Se você curte o cinema feito em países como Dinamarca, Noruega e Suécia, não pode perder o projeto Ponte Nórdica no Ar. Até 31 de dezembro, 10 filmes contemporâneos (alguns deles inéditos no Brasil) serão exibidos gratuitamente no site pontenordica.com.br — basta fazer um cadastro para assistir. A mostra inclui títulos da Finlândia, da Islândia e até da Groenlândia.
O carro-chefe é Rainha de Copas (2019), que entrou na minha lista dos melhores títulos exibidos no Brasil no ano passado. Da Dinamarca, um dos países onde há o menor índice de desigualdade social e a maior qualidade de vida, surgem filmes que mostram personagens afligidos por dilemas morais, aturdidos por segredos de família, hostilizados pela sociedade e, não raro, atolados em encrencas nas quais eles mesmo se colocam. É o caso da protagonista do longa da diretora May el-Toukhy, Anne (interpretada por Trine Dyrholm), uma bem-sucedida advogada especializada em defender adolescentes vítimas de abuso sexual ou violência doméstica que acaba se envolvendo com o jovem enteado, Gustav (papel de Gustav Lindh).
Vencedor do Prêmio do Público no Festival de Sundance, nos Estados Unidos, Rainha de Copas traz uma série de marcas desse cinema dinamarquês que é cirúrgico ao desnudar as fraturas familiares e as hipocrisias com as quais tentamos tapar nossas feridas — a protagonista vive o paradoxo de se tornar aquilo que, como advogada, combate: uma abusadora. Em especial na fotografia e na cenografia, o filme segue ou adapta algumas das 10 regras estipuladas por Lars Von Trier e Thomas Vinterberg no manifesto do Dogma 95, o movimento que pregava um cinema mais realista. Em que pese a intensidade das atuações, os personagens parecem pessoas reais flagradas em afazeres bem rotineiros ou em momentos delicadíssimos, diante dos quais somos costumeiramente instigados a imaginar como reagiríamos.

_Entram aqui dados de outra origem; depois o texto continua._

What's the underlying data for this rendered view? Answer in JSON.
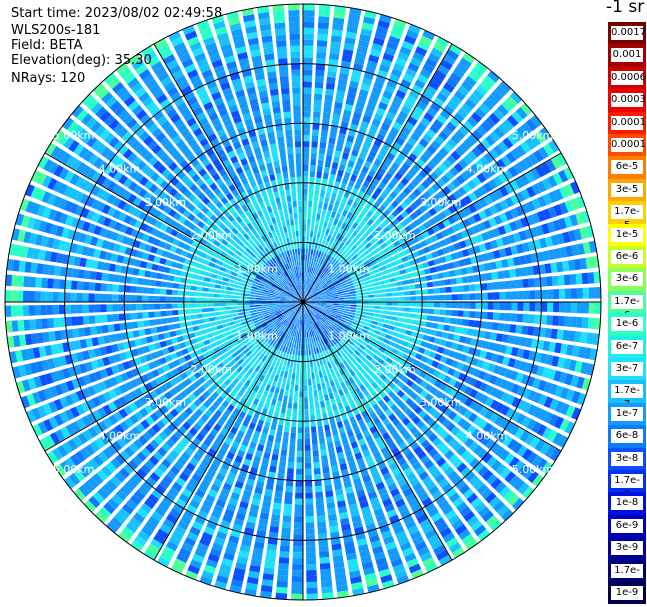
{
  "info": {
    "start_time": "Start time: 2023/08/02 02:49:58",
    "device": "WLS200s-181",
    "field": "Field: BETA",
    "elevation": "Elevation(deg): 35.30",
    "nrays": "NRays: 120"
  },
  "colorbar": {
    "unit_label": "-1 sr",
    "levels": [
      {
        "label": "0.0017",
        "color": "#7a0000"
      },
      {
        "label": "0.001",
        "color": "#a30000"
      },
      {
        "label": "0.0006",
        "color": "#cc0000"
      },
      {
        "label": "0.0003",
        "color": "#f00000"
      },
      {
        "label": "0.00017",
        "color": "#ff1a00"
      },
      {
        "label": "0.0001",
        "color": "#ff4d00"
      },
      {
        "label": "6e-5",
        "color": "#ff7f00"
      },
      {
        "label": "3e-5",
        "color": "#ffa600"
      },
      {
        "label": "1.7e-5",
        "color": "#ffd000"
      },
      {
        "label": "1e-5",
        "color": "#ffff00"
      },
      {
        "label": "6e-6",
        "color": "#c8ff2a"
      },
      {
        "label": "3e-6",
        "color": "#8aff5a"
      },
      {
        "label": "1.7e-6",
        "color": "#4dff9a"
      },
      {
        "label": "1e-6",
        "color": "#2bffc8"
      },
      {
        "label": "6e-7",
        "color": "#1ff0e6"
      },
      {
        "label": "3e-7",
        "color": "#1fe0ff"
      },
      {
        "label": "1.7e-7",
        "color": "#19c0ff"
      },
      {
        "label": "1e-7",
        "color": "#149bff"
      },
      {
        "label": "6e-8",
        "color": "#0f7aff"
      },
      {
        "label": "3e-8",
        "color": "#0a50ff"
      },
      {
        "label": "1.7e-8",
        "color": "#0530f0"
      },
      {
        "label": "1e-8",
        "color": "#0010e0"
      },
      {
        "label": "6e-9",
        "color": "#0000c0"
      },
      {
        "label": "3e-9",
        "color": "#00009a"
      },
      {
        "label": "1.7e-9",
        "color": "#000078"
      },
      {
        "label": "1e-9",
        "color": "#000050"
      }
    ]
  },
  "chart_data": {
    "type": "heatmap",
    "projection": "polar",
    "field": "BETA",
    "nrays": 120,
    "max_range_km": 5.0,
    "range_rings_km": [
      1.0,
      2.0,
      3.0,
      4.0,
      5.0
    ],
    "ring_labels": [
      "1.00km",
      "2.00km",
      "3.00km",
      "4.00km",
      "5.00km"
    ],
    "spoke_step_deg": 30,
    "value_units": "-1 sr",
    "typical_values_by_range_km": [
      {
        "range_km": 0.5,
        "value": "1.7e-8"
      },
      {
        "range_km": 1.0,
        "value": "3e-8"
      },
      {
        "range_km": 1.5,
        "value": "3e-7"
      },
      {
        "range_km": 2.0,
        "value": "1e-7"
      },
      {
        "range_km": 3.0,
        "value": "3e-8"
      },
      {
        "range_km": 4.0,
        "value": "3e-8"
      },
      {
        "range_km": 5.0,
        "value": "1e-7"
      }
    ]
  }
}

Não há pudor em relação ao sexo: se ele tem de acontecer para o desenvolvimento da trama, será mostrado sem artifícios.
Também de May el-Thouky, entra em cartaz em 20 de novembro No Final das Contas (2015), que igualmente traz Trine Dyrholm no elenco. O filme é descrito como uma comédia romântica sobre um grupo de amigos que se encontram em diferentes celebrações e reavaliam sua posição sobre o verdadeiro amor.

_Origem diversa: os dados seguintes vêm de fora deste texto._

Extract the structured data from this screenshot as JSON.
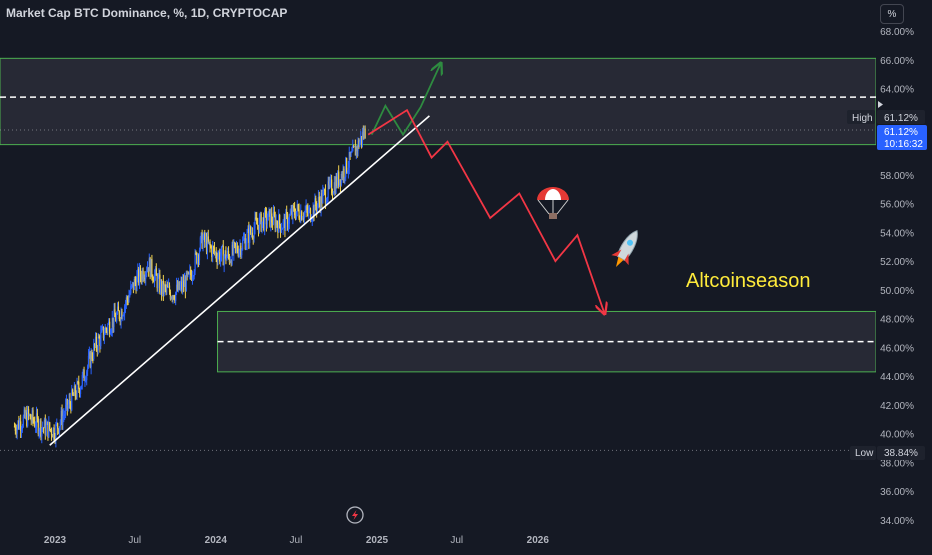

Os três filmes suecos são bem diferentes entre si. Border (2018), que concorreu ao Oscar de melhor maquiagem e venceu a mostra Um Certo Olhar no Festival de Cannes, é uma mistura de suspense e fantástico dirigida por Ali Abbasi. Eva Melander encarna Tina, uma policial de feições grotescas que trabalha no porto fiscalizando bagagens e passageiros. É um personagem animalesco — aliás, tem um olfato sobre-humano, capaz de farejar a culpa, a vergonha e a raiva nas pessoas que passam pela imigração. Em uma de suas rondas, topa com um sujeito (Eero Milonoff) fisicamente parecido com ela. Mas será que ele é boa gente?
O documentário Martha e Niki (2014), de Tora Martens, é sobre uma dupla feminina campeã de dança no estilo hip hop. E Sangue Sámi (2016), de Amanda Kernell, é uma ficção sobre uma jovem pastora de renas da Lapônia que, para lidar com o preconceito étnico, rompe com os laços familiares. Kernell ganhou o troféu de melhor diretora estreante no Festival de Veneza.
Da Noruega, a curadora Tatiana Groff escolheu Inferno na Ilha (2010), de Marius Holst, que se passa em 1919 e mostra a dura realidade de jovens presos no reformatório da Ilha de Bastoy, e o documentário Irmãos (2015), de Baslaugh Holm, que acompanhou durante oito anos a transição de seus dois filhos da infância para a juventude.
A Finlândia e a Islândia são representadas por obras documentais: Conto do Lago (2016), de Marko Rohr e Kim Saarniluoto, e Kitchen Sink Revolution (2015), de Halla Kristin Einarsdottir. O primeiro destaca as lendas que envolvem as águas internas do país. O segundo reconstitui a onda feminista islandesa do começo dos anos 1980.
Por fim, há mais um documentário, Sumé: O Som da Revolução (2014), de Inuk Sillis Hoegh, que biografa a primeira banda de rock a cantar na língua da Groenlândia, em 1973.